Ok thanks Jane , I do remember hearing that somewhere. I guess i will have to have that tub and get him a different one tomorrow !!


----------



## JoJo (Mar 2, 2011)

I think I would get another tub, just cream cheese ... best to be safe than sorry Jo ... and Jane is right chives are the onion family   may have to be a different treat for tonight  peanut butter, tuna, a carrot etc


----------



## joanner (Apr 19, 2012)

Yes just googled it and certainly wont be giving it to him lol . He does not need any help on the sick front !!! Had just bought him a new knong and was going to freeze the cheese over night as I am working tomorrow morning and like him to keep happy  will have to hide lots of treats for him instead . Thanks girls. I am new to all this dog ownership and i think i am drinving my friends mad with questions.
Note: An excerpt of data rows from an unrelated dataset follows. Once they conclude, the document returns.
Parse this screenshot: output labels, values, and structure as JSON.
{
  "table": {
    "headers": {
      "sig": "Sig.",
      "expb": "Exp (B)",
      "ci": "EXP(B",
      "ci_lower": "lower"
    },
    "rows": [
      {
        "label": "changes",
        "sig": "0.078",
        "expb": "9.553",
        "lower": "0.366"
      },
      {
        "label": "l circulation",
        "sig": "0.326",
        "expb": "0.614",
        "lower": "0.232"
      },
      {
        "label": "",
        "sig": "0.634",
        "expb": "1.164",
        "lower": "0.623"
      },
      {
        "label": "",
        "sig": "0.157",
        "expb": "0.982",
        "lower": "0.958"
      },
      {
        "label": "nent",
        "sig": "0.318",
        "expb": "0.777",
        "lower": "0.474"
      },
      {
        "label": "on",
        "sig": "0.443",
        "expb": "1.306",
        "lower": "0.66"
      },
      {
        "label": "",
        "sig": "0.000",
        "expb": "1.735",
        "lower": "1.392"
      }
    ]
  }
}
But one thing I must say is what on earth did I ever do without him before !!! xx


----------



## JoJo (Mar 2, 2011)

Dont worry I talk dog/cockapoo far too much ... trick is come on here and chat to other doggie friends  hugs to Stanlee


----------



## Anna (Dec 6, 2011)

I had the same problem
Last week and suddenly remembered about the onion not being good for dogs! 


Sent from my iPhone using Tapatalk


----------



## flounder_1 (May 12, 2011)

Philadelphia!!! How posh!  Lolly gets Tesco value cheese spread!


----------